Reverend James held out a glass bowl, and one by one we placed our tightly folded pieces of paper holding our confessions. I had to admit it was a brilliant strategy, asking us to entrust our deepest darkest secrets to him. It was a matter of pure faith, because he could unfold them and read them. But he didn’t. He held the bowl up to the chandelier and asked us to close our eyes and silently ask God for absolution. He waited until all eyes were closed. ‘Emily. Rafe.’
I obliged. So did Emily. When I opened my eyes again, Reverend James had placed the bowl on the low coffee table by the fire. ‘Amen.’
He lifted the bowl once more, and I watched him pour its contents straight into the fire. Some papers unfurled as they browned and crisped and lit up orange.
‘May the Lord forgive us our trespasses, wash you all of our sins, and forgive those who trespass against us.’
Nothing new here – this was a sound psychological strategy used by therapists to detach patients from guilt, obsession, habit. But it turned Reverend James’ flock into dependent, penitent sinners.
‘What did you write?’ whispered Emily, nudging me in the ribs. ‘Yours must have been a long list.’
I grabbed her fingers to stop her doing it again. ‘Not as long as yours.’
‘I’d give anything to know what people wrote.’
I had watched each one place their folded piece of paper in the bowl. ‘I doubt anyone would confess their real sins,’ I said.
‘Don’t be so sure.’
And then Reverend James launched into another sermon. I tuned out and stared at Linda, fascinated by what Emily had told me. Linda sat tight-lipped as the papers burned. Now, every gesture of hers lit up with significance.

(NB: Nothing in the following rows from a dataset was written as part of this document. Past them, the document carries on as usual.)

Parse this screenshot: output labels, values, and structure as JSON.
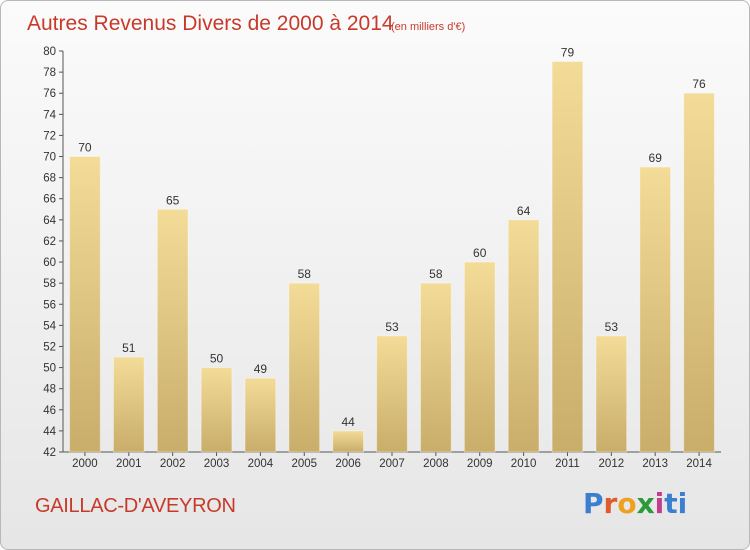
{
  "title": {
    "main": "Autres Revenus Divers de 2000 à 2014",
    "sub": "(en milliers d'€)"
  },
  "location": "GAILLAC-D'AVEYRON",
  "logo": {
    "text": "Proxiti",
    "colors": [
      "#3b7fd0",
      "#e05a2a",
      "#f0a020",
      "#2c9a3a",
      "#c43c8c",
      "#3b7fd0"
    ]
  },
  "chart_data": {
    "type": "bar",
    "title": "Autres Revenus Divers de 2000 à 2014",
    "subtitle": "(en milliers d'€)",
    "categories": [
      "2000",
      "2001",
      "2002",
      "2003",
      "2004",
      "2005",
      "2006",
      "2007",
      "2008",
      "2009",
      "2010",
      "2011",
      "2012",
      "2013",
      "2014"
    ],
    "values": [
      70,
      51,
      65,
      50,
      49,
      58,
      44,
      53,
      58,
      60,
      64,
      79,
      53,
      69,
      76
    ],
    "xlabel": "",
    "ylabel": "",
    "ylim": [
      42,
      80
    ],
    "ytick_step": 2,
    "grid": false,
    "data_labels": true,
    "bar_color_top": "#f3dc98",
    "bar_color_bottom": "#c9ad6a"
  }
}
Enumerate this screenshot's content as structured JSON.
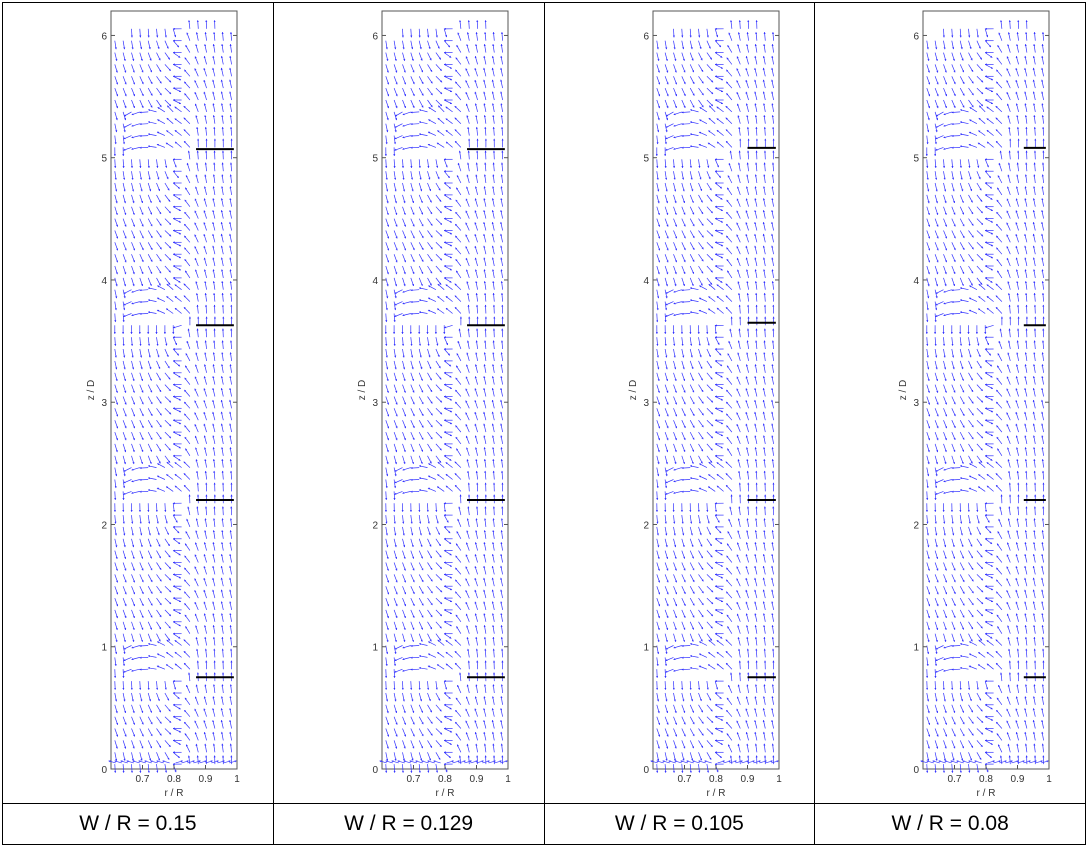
{
  "panels": [
    {
      "caption": "W / R = 0.15"
    },
    {
      "caption": "W / R = 0.129"
    },
    {
      "caption": "W / R = 0.105"
    },
    {
      "caption": "W / R = 0.08"
    }
  ],
  "chart_data": [
    {
      "type": "quiver",
      "xlabel": "r / R",
      "ylabel": "z / D",
      "xlim": [
        0.6,
        1.0
      ],
      "ylim": [
        0,
        6.2
      ],
      "xticks": [
        "0.7",
        "0.8",
        "0.9",
        "1"
      ],
      "xtick_values": [
        0.7,
        0.8,
        0.9,
        1.0
      ],
      "yticks": [
        "0",
        "1",
        "2",
        "3",
        "4",
        "5",
        "6"
      ],
      "ytick_values": [
        0,
        1,
        2,
        3,
        4,
        5,
        6
      ],
      "baffle_z": [
        0.75,
        2.2,
        3.63,
        5.07
      ],
      "baffle_r": [
        0.87,
        0.99
      ],
      "vector_color": "#3333ff",
      "grid": false
    },
    {
      "type": "quiver",
      "xlabel": "r / R",
      "ylabel": "z / D",
      "xlim": [
        0.6,
        1.0
      ],
      "ylim": [
        0,
        6.2
      ],
      "xticks": [
        "0.7",
        "0.8",
        "0.9",
        "1"
      ],
      "xtick_values": [
        0.7,
        0.8,
        0.9,
        1.0
      ],
      "yticks": [
        "0",
        "1",
        "2",
        "3",
        "4",
        "5",
        "6"
      ],
      "ytick_values": [
        0,
        1,
        2,
        3,
        4,
        5,
        6
      ],
      "baffle_z": [
        0.75,
        2.2,
        3.63,
        5.07
      ],
      "baffle_r": [
        0.87,
        0.99
      ],
      "vector_color": "#3333ff",
      "grid": false
    },
    {
      "type": "quiver",
      "xlabel": "r / R",
      "ylabel": "z / D",
      "xlim": [
        0.6,
        1.0
      ],
      "ylim": [
        0,
        6.2
      ],
      "xticks": [
        "0.7",
        "0.8",
        "0.9",
        "1"
      ],
      "xtick_values": [
        0.7,
        0.8,
        0.9,
        1.0
      ],
      "yticks": [
        "0",
        "1",
        "2",
        "3",
        "4",
        "5",
        "6"
      ],
      "ytick_values": [
        0,
        1,
        2,
        3,
        4,
        5,
        6
      ],
      "baffle_z": [
        0.75,
        2.2,
        3.65,
        5.08
      ],
      "baffle_r": [
        0.9,
        0.99
      ],
      "vector_color": "#3333ff",
      "grid": false
    },
    {
      "type": "quiver",
      "xlabel": "r / R",
      "ylabel": "z / D",
      "xlim": [
        0.6,
        1.0
      ],
      "ylim": [
        0,
        6.2
      ],
      "xticks": [
        "0.7",
        "0.8",
        "0.9",
        "1"
      ],
      "xtick_values": [
        0.7,
        0.8,
        0.9,
        1.0
      ],
      "yticks": [
        "0",
        "1",
        "2",
        "3",
        "4",
        "5",
        "6"
      ],
      "ytick_values": [
        0,
        1,
        2,
        3,
        4,
        5,
        6
      ],
      "baffle_z": [
        0.75,
        2.2,
        3.63,
        5.08
      ],
      "baffle_r": [
        0.92,
        0.99
      ],
      "vector_color": "#3333ff",
      "grid": false
    }
  ]
}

I had written a tongue-in-cheek ‘confession’. I didn’t believe in a God who kept a score of our sins and sent us to hell forever and ever to be tortured if we didn’t repent of them. The universe did not work that way.
But now this confession scenario had taken on more significance. Was Reverend James trying to force out the truth here? Or hide the truth by focussing on others’ sins?
‘“Know ye not that the unrighteous shall not in
herit the kingdom of God?”’ Reverend James proclaimed with eyes closed (as he did when quoting the sacred scriptures).
It was an idle game at this stage. Whether Glen had been murdered or had ended his own life was an open question, but I for one suspected foul play. The obvious suspect was Reverend James himself. He finds his wife with Glen – again – calls on the wrath of God, God unleashes a lightning bolt which flings Glen onto the rocks. Adulterer!
Or Reverend James catches them at it, corners Glen on the balcony, and in his blind fury pushes him. Glen clutches the railing, it breaks, and he tumbles over the edge.
My gaze lingered on Linda and another scenario played out in my mind: Glen says he does not love her and refuses to rescue her from her unhappy marriage with this fanatical clergyman. She pushes Glen off the balcony, watches grim-mouthed as he plummets to his death.
Somehow I could not believe any of the scenarios was true.
Stephen stared into the fire, sweat beading across his forehead. Maybe he punished Glen for his apostasy…
I shook my head, releasing these grim fantasies. According to the principle of Occam’s razor, the simplest explanation is most likely to be the correct one. It was an accident, plain and simple.
But such an accident! It was no surprise that Reverend James could apply moral lessons. Adulterers were stoned to death in the Bible. No wonder this man of God saw this as fate, no, as moral retribution from above.